Certamente leggi e tradizioni, che sono puramente accidentali, possono essere cambiate,
ma non ogni cambiamento significa progresso. Bisogna discernere se tali cambiamenti
contribuiscano veramente a riaffermare l’identità, a rinsaldare l’unità, a promuovere
la vitalità, la santità della Congregazione”.
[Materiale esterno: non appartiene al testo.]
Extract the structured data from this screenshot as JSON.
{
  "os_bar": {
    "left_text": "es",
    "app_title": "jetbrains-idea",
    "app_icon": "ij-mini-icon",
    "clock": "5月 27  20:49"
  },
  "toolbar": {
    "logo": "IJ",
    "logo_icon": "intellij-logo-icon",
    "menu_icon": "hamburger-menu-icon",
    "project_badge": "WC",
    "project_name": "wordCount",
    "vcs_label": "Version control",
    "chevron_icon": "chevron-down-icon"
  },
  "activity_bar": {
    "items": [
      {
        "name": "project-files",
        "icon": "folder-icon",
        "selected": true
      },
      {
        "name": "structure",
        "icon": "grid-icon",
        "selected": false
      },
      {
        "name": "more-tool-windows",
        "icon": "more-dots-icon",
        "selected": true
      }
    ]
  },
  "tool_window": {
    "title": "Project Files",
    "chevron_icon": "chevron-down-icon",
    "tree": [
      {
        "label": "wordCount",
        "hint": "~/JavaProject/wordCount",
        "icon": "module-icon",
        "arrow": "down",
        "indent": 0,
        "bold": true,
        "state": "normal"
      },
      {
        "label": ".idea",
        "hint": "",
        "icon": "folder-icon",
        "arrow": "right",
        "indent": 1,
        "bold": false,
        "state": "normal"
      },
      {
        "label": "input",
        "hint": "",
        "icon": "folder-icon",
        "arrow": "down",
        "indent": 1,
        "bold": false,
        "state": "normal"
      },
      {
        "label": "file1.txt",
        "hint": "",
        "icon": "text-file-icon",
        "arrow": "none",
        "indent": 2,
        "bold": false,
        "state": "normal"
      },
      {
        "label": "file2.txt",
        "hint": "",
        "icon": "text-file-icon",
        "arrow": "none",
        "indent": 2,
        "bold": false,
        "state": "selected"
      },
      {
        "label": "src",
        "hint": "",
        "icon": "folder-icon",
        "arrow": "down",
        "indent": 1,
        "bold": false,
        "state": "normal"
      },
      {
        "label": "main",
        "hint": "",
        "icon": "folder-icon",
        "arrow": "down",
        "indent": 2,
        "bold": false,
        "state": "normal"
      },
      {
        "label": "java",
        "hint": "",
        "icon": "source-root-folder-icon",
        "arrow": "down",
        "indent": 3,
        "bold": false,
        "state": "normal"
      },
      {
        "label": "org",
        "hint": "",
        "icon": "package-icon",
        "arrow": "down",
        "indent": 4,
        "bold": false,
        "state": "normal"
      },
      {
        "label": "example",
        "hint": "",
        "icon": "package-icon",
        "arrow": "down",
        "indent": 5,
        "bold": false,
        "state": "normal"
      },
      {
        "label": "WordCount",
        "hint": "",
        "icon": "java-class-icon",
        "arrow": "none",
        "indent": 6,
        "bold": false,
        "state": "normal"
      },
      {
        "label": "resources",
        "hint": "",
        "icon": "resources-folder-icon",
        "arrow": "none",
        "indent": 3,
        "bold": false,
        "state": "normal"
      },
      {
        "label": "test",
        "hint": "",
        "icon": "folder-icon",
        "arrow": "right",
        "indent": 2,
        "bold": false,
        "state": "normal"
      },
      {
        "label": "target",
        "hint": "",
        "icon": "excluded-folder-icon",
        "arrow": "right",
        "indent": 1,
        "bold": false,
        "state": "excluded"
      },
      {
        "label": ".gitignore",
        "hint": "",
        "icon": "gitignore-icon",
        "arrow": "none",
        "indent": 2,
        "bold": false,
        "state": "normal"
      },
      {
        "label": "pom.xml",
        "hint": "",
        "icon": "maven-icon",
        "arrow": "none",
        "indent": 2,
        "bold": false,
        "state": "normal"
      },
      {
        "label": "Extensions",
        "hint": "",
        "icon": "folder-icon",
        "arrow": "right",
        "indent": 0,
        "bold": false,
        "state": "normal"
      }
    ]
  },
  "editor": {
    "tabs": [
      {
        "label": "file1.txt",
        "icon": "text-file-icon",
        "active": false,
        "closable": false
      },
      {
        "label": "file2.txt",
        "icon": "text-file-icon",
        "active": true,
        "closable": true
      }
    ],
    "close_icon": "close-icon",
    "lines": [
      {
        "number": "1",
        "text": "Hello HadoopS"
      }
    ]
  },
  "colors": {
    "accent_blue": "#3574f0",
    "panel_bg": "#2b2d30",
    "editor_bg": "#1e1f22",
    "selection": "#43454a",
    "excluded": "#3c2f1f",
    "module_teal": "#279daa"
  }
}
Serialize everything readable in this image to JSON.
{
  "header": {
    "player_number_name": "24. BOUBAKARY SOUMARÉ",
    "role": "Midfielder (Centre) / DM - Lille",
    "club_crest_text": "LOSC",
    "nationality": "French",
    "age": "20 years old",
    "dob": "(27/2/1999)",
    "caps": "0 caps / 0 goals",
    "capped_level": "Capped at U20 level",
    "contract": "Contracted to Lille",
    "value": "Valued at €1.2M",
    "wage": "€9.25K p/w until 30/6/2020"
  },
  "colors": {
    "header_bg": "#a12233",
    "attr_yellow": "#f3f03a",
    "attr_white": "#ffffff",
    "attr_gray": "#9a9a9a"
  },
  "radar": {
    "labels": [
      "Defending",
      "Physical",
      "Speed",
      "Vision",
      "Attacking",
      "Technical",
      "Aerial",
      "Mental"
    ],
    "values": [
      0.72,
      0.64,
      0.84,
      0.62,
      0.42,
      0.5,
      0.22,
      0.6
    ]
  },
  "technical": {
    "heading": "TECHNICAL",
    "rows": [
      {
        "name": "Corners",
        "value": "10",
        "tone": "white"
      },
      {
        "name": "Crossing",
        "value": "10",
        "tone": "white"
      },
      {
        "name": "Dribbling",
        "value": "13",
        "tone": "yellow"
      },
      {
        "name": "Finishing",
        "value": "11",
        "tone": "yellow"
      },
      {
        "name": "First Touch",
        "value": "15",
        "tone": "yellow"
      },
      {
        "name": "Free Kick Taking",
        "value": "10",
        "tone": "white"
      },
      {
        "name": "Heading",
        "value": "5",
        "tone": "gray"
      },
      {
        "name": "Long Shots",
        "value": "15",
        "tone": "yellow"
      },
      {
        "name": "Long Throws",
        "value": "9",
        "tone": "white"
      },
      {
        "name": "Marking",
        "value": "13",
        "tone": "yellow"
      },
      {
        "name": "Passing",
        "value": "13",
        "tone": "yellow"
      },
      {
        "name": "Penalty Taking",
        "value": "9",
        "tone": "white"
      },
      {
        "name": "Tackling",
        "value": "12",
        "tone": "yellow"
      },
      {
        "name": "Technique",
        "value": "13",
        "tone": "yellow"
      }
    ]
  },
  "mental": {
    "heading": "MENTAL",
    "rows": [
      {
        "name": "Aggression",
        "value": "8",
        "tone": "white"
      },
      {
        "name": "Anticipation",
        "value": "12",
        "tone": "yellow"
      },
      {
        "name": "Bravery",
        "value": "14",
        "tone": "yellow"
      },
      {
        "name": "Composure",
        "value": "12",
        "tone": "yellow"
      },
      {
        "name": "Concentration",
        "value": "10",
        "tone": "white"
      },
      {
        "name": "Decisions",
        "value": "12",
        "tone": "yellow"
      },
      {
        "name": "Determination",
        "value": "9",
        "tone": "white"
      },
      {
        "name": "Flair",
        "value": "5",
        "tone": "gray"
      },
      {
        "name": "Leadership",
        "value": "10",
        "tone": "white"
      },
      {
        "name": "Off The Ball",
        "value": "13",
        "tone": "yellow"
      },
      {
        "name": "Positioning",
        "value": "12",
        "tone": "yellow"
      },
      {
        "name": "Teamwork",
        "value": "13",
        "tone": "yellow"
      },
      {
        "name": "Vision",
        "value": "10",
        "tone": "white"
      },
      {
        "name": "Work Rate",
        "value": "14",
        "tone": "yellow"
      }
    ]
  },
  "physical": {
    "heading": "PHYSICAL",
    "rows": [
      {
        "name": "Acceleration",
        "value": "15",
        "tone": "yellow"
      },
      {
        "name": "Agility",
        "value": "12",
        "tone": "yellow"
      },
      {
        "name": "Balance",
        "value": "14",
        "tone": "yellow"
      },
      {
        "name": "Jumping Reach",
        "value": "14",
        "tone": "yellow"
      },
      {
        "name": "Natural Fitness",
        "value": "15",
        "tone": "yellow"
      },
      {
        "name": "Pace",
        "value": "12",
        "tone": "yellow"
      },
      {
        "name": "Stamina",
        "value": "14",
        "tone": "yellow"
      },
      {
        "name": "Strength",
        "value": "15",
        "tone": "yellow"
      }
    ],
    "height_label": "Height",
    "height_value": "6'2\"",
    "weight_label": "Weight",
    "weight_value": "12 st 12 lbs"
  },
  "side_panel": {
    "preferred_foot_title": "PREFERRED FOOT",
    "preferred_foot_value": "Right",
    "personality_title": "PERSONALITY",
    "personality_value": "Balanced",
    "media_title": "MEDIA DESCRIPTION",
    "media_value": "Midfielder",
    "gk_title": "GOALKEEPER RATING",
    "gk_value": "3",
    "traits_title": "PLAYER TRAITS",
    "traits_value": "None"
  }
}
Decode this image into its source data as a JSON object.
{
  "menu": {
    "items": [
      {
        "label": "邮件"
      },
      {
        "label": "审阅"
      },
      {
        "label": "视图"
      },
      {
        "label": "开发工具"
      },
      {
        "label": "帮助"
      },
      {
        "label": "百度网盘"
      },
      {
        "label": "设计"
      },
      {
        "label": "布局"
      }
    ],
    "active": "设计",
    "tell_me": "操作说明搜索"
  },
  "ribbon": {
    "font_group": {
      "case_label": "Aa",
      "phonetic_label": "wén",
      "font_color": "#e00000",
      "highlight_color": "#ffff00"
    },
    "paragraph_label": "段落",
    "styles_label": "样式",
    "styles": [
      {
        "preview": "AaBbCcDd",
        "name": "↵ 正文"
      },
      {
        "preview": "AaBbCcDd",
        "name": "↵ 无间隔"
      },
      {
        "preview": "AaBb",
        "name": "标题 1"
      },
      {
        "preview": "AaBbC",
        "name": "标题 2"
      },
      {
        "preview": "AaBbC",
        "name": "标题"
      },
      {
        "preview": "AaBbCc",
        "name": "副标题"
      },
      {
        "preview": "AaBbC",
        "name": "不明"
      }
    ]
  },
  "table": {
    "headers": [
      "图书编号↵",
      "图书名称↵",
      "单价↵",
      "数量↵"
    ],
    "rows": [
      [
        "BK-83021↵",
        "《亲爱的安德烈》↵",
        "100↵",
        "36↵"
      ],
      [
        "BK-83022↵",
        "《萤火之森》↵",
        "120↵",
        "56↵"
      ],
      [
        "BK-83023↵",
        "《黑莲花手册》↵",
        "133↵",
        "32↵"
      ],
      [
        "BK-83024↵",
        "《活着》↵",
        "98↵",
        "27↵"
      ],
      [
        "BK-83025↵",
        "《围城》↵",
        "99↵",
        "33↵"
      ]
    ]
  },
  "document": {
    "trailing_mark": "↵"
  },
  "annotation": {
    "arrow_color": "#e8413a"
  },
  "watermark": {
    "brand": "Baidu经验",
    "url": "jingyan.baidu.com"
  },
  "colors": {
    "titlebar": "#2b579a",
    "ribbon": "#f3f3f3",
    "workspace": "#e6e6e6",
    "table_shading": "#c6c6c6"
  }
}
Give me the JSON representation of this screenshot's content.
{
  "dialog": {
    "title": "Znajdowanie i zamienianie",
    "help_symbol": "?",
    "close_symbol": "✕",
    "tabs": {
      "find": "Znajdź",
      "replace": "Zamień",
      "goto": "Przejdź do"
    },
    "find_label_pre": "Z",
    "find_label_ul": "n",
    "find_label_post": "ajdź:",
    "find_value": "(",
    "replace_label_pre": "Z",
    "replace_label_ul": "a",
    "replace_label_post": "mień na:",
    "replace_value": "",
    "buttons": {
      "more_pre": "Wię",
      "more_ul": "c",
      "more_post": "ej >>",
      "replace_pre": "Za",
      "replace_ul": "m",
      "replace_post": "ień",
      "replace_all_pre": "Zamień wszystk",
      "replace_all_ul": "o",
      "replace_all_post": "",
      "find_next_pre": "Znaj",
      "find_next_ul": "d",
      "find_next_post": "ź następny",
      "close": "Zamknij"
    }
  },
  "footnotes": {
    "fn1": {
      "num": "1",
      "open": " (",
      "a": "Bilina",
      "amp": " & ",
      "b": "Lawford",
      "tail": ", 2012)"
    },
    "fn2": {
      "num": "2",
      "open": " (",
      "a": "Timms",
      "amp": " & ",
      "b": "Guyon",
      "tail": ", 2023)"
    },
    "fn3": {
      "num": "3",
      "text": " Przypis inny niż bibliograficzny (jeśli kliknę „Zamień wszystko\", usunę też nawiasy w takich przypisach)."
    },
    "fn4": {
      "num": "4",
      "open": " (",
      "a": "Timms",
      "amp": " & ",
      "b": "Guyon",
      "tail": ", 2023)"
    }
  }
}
Ogni Capitolo costituisce una
tappa importante che proietta la Congregazione verso un nuovo sessennio. Ma “il CG27
– sottolinea Don Chávez – punta a qualcosa di nuovo e di inedito. Ci spinge l’urgenza
della radicalità evangelica. Siamo chiamati a tornare all’essenziale, ad essere una
Congregazione povera per i poveri, e a ritrovare ispirazione dalla stessa passione
apostolica di Don Bosco.” Prima di concludere, il Rettor Maggiore ha ringraziato i
Consiglieri per la collaborazione leale, generosa e qualificata e invitato l’assemblea
ad una presenza attiva: “A tutti voi, carissimi confratelli, dunque la parola, ma
anche l’invito ad aprire il cuore allo Spirito, il grande Maestro interiore che ci
guida sempre verso la verità e la pienezza di vita”.
Il cardinale João Braz
de Aviz, Prefetto della Congregazione per gli Istituti di Vita Consacrata e le Società
di Vita Apostolica, nel suo intervento ha preso spunto dalla Lettera di convocazione
del Rettor Maggiore Don Chávez, nella quale ci si domanda: “quale vita consacrata
è necessaria e significativa per il mondo di oggi?” e ha sintetizzato la risposta
nell’espressione: "vivere la profezia della comunione e della fraternità". Si tratta
di passare dalla sequela Christi individuale alla sequela Christi comunitaria, e,
parafrasando Santa Teresa d’Avila, costruire oltre il “castello interiore” anche il
“castello esteriore”: andare a Dio insieme ai fratelli e le sorelle. Spiritualità
di comunione sul modello della Trinità: ecco il paradigma per la realtà odierna nella
quale si è chiamati a essere costruttori di comunità oltre che consumatori. Per rendere
concreto ogni giorno lo “spirito di famiglia” - ha sottolineato il card. Braz de Aviz
- caratteristico dell’esperienza educativa e spirituale di Don Bosco. (R.P.)